With more than 50 per cent of global crude oil reserves and
over 45 per cent of its gas deposits, the Middle East and North Africa (Mena)
region is one of the world’s leading hydrocarbon projects markets. The need to
meet rising local and international energy demand has driven high levels of
investment in oil and gas capital projects in recent years, with over
$357bn-worth of major contracts awarded from January 2011 to December 2017.
These investments cemented Saudi Arabia’s position as the most influential
global oil exporter and propelled Qatar into number one spot for both liquefied
natural gas (LNG) and gas-to-liquids (GTL) production.
During 2017, the region saw $57.4bn-worth of contract awards,
with about 50 per cent of the investments targeted towards downstream
activities. Meeting rising petroleum demand and reducing reliance on petroleum
imports have been the areas focus for most countries in the region, as is
reflected in the nature of contracts awarded during last year.

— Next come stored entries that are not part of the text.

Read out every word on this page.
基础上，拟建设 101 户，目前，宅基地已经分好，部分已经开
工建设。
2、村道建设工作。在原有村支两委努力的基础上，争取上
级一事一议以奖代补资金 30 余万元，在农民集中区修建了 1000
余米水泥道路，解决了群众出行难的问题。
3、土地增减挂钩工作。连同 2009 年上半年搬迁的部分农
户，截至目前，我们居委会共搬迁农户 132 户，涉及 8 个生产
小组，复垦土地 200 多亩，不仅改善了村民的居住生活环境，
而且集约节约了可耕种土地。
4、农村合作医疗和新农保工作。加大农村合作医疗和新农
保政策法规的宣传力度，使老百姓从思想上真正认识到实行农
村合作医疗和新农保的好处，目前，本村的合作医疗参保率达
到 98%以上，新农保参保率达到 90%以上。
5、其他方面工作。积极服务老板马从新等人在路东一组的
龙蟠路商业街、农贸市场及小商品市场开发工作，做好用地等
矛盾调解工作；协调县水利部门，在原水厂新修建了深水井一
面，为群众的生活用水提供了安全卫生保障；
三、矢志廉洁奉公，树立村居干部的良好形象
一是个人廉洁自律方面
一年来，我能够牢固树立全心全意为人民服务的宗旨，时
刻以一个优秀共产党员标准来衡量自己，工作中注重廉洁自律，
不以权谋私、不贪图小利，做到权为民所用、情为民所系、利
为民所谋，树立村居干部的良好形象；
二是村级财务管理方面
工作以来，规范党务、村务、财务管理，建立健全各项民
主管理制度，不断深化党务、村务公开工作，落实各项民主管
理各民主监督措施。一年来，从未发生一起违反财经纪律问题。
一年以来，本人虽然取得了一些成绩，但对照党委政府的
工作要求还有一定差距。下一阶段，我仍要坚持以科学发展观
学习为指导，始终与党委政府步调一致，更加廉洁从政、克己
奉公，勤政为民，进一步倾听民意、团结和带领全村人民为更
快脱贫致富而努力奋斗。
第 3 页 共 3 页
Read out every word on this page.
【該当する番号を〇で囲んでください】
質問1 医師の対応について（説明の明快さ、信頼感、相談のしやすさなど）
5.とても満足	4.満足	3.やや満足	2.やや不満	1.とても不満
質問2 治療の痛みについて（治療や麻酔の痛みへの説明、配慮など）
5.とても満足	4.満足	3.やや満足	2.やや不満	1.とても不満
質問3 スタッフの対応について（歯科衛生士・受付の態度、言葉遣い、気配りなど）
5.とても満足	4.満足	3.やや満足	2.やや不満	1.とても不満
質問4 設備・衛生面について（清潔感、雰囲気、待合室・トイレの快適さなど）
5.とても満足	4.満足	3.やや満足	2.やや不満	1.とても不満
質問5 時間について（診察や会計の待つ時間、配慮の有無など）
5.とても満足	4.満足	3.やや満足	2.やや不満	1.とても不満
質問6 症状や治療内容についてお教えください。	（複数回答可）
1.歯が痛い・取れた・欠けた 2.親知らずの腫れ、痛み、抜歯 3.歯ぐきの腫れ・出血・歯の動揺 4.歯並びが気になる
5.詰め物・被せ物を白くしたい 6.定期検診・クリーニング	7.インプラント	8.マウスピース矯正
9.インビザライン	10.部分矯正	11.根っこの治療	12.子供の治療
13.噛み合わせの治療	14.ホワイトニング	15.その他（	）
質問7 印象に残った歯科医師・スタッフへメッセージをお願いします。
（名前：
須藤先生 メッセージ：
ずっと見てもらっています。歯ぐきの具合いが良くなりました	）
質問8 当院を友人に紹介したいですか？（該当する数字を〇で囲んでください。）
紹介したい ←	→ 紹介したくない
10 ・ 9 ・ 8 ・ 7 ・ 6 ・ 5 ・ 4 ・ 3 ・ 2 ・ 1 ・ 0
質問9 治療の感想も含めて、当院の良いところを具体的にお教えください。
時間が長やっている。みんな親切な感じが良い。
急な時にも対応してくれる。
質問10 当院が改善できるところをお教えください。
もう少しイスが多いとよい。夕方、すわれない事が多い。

Oil companies are considering investing in the development of
downstream resources, while investments in the upstream sector are progressing
at a steady pace. Notably, the total value of active upstream oil projects in
Saudi Arabia increased to $21.4bn at the start of August 2017, the highest
level in the last five years. However, most upstream oil projects are aimed at
offsetting declines in existing fields and not at increasing production
capacity.
With Opec production cuts supporting oil prices to some extent, and the hope of
further price increase owing to the extension of these cuts through 2018, the
outlook for the region’s projects market is positive.